Hope is not a strategy.

You never “win” a trade once you are in it…you win the trade by managing your risk and defending your position. You only make money when you get out of the trade. Until then, it is just paper profits.

What you can do is put the odds on your side and mitigate your risk by working a good strategy/system and having defined rules and thresholds that you will follow.

Why is this so important?

Well, as you will find, many-times investors have a chance to make a profit and “want to hang in there” for even more profit and then they lose.
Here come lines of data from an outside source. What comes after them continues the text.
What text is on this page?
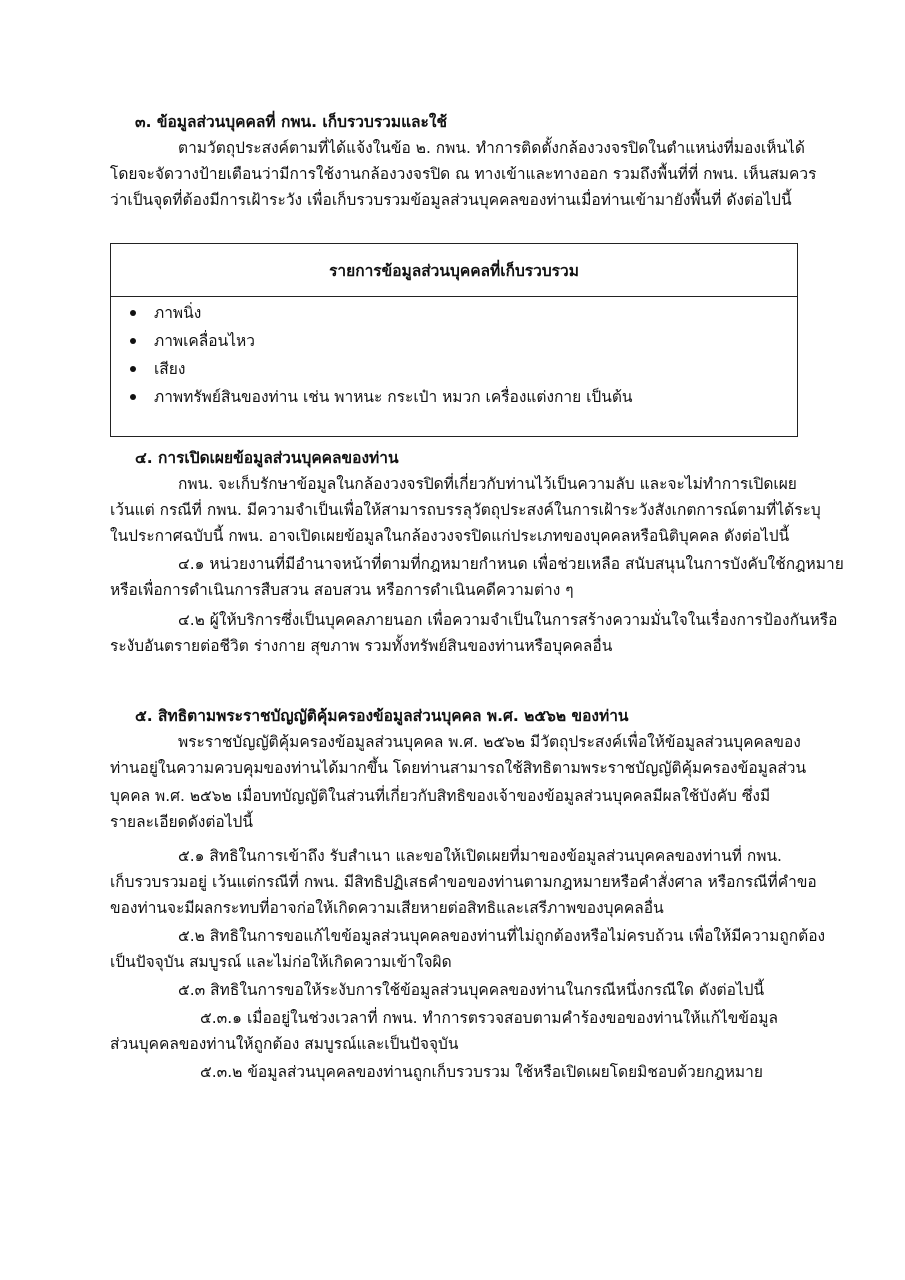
๓. ข้อมูลส่วนบุคคลที่ กพน. เก็บรวบรวมและใช้
ตามวัตถุประสงค์ตามที่ได้แจ้งในข้อ ๒. กพน. ทำการติดตั้งกล้องวงจรปิดในตำแหน่งที่มองเห็นได้
โดยจะจัดวางป้ายเตือนว่ามีการใช้งานกล้องวงจรปิด ณ ทางเข้าและทางออก รวมถึงพื้นที่ที่ กพน. เห็นสมควร
ว่าเป็นจุดที่ต้องมีการเฝ้าระวัง เพื่อเก็บรวบรวมข้อมูลส่วนบุคคลของท่านเมื่อท่านเข้ามายังพื้นที่ ดังต่อไปนี้
รายการข้อมูลส่วนบุคคลที่เก็บรวบรวม
ภาพนิ่ง
ภาพเคลื่อนไหว
เสียง
ภาพทรัพย์สินของท่าน เช่น พาหนะ กระเป๋า หมวก เครื่องแต่งกาย เป็นต้น
๔. การเปิดเผยข้อมูลส่วนบุคคลของท่าน
กพน. จะเก็บรักษาข้อมูลในกล้องวงจรปิดที่เกี่ยวกับท่านไว้เป็นความลับ และจะไม่ทำการเปิดเผย
เว้นแต่ กรณีที่ กพน. มีความจำเป็นเพื่อให้สามารถบรรลุวัตถุประสงค์ในการเฝ้าระวังสังเกตการณ์ตามที่ได้ระบุ
ในประกาศฉบับนี้ กพน. อาจเปิดเผยข้อมูลในกล้องวงจรปิดแก่ประเภทของบุคคลหรือนิติบุคคล ดังต่อไปนี้
๔.๑ หน่วยงานที่มีอำนาจหน้าที่ตามที่กฎหมายกำหนด เพื่อช่วยเหลือ สนับสนุนในการบังคับใช้กฎหมาย
หรือเพื่อการดำเนินการสืบสวน สอบสวน หรือการดำเนินคดีความต่าง ๆ
๔.๒ ผู้ให้บริการซึ่งเป็นบุคคลภายนอก เพื่อความจำเป็นในการสร้างความมั่นใจในเรื่องการป้องกันหรือ
ระงับอันตรายต่อชีวิต ร่างกาย สุขภาพ รวมทั้งทรัพย์สินของท่านหรือบุคคลอื่น
๕. สิทธิตามพระราชบัญญัติคุ้มครองข้อมูลส่วนบุคคล พ.ศ. ๒๕๖๒ ของท่าน
พระราชบัญญัติคุ้มครองข้อมูลส่วนบุคคล พ.ศ. ๒๕๖๒ มีวัตถุประสงค์เพื่อให้ข้อมูลส่วนบุคคลของ
ท่านอยู่ในความควบคุมของท่านได้มากขึ้น โดยท่านสามารถใช้สิทธิตามพระราชบัญญัติคุ้มครองข้อมูลส่วน
บุคคล พ.ศ. ๒๕๖๒ เมื่อบทบัญญัติในส่วนที่เกี่ยวกับสิทธิของเจ้าของข้อมูลส่วนบุคคลมีผลใช้บังคับ ซึ่งมี
รายละเอียดดังต่อไปนี้
๕.๑ สิทธิในการเข้าถึง รับสำเนา และขอให้เปิดเผยที่มาของข้อมูลส่วนบุคคลของท่านที่ กพน.
เก็บรวบรวมอยู่ เว้นแต่กรณีที่ กพน. มีสิทธิปฏิเสธคำขอของท่านตามกฎหมายหรือคำสั่งศาล หรือกรณีที่คำขอ
ของท่านจะมีผลกระทบที่อาจก่อให้เกิดความเสียหายต่อสิทธิและเสรีภาพของบุคคลอื่น
๕.๒ สิทธิในการขอแก้ไขข้อมูลส่วนบุคคลของท่านที่ไม่ถูกต้องหรือไม่ครบถ้วน เพื่อให้มีความถูกต้อง
เป็นปัจจุบัน สมบูรณ์ และไม่ก่อให้เกิดความเข้าใจผิด
๕.๓ สิทธิในการขอให้ระงับการใช้ข้อมูลส่วนบุคคลของท่านในกรณีหนึ่งกรณีใด ดังต่อไปนี้
๕.๓.๑ เมื่ออยู่ในช่วงเวลาที่ กพน. ทำการตรวจสอบตามคำร้องขอของท่านให้แก้ไขข้อมูล
ส่วนบุคคลของท่านให้ถูกต้อง สมบูรณ์และเป็นปัจจุบัน
๕.๓.๒ ข้อมูลส่วนบุคคลของท่านถูกเก็บรวบรวม ใช้หรือเปิดเผยโดยมิชอบด้วยกฎหมาย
For example, I trade options and have a rule that if I reach 50% of my profit goal in the first two weeks of a trade, I take it and get out. Sure, I could probably make a little more, but after tracking trades for years, I know it’s not worth it to stay in as I will tie up capital longer and lose more than I win over time by staying in.

Rules and thresholds help you to mitigate risk. The truth is that no matter what, there will be trades that you will lose, but with good rules and thresholds that stop you from taking a full loss or that allow you to lose a small amount but still stay in the game; you have a much better chance at winning over time.

As I said earlier, this is where I made my biggest mistakes.

I thought that I could manage my trading business like I did my other businesses and thus would take on more risk. I had rules sets, but would let trades go outside of them…because there was a chance that “I could win it and I was willing to take the risk.” Like many other traders have found from the same experiences, I got burned and it took me a long time of diligent, rule-based investing to make the losses back.

If you are going to invest, plan for your success.

Make sure that you have defined rule sets and thresholds of when to get in and out of your trade. Before you make the trade, know where you will take profits and how much of a loss you will allow before you exit and then stick to it!

As stated at the beginning of this article, investing in the markets is an exciting experience and can create amazing wealth for you. By learning from the mistakes of others and finding good mentors that can help you along your way, you will find success that much faster. Always remaining diligent, learning from your mistakes, having a plan for your trading business that balances logic vs. emotion, and utilizing rule sets and thresholds will help you to win over the long run.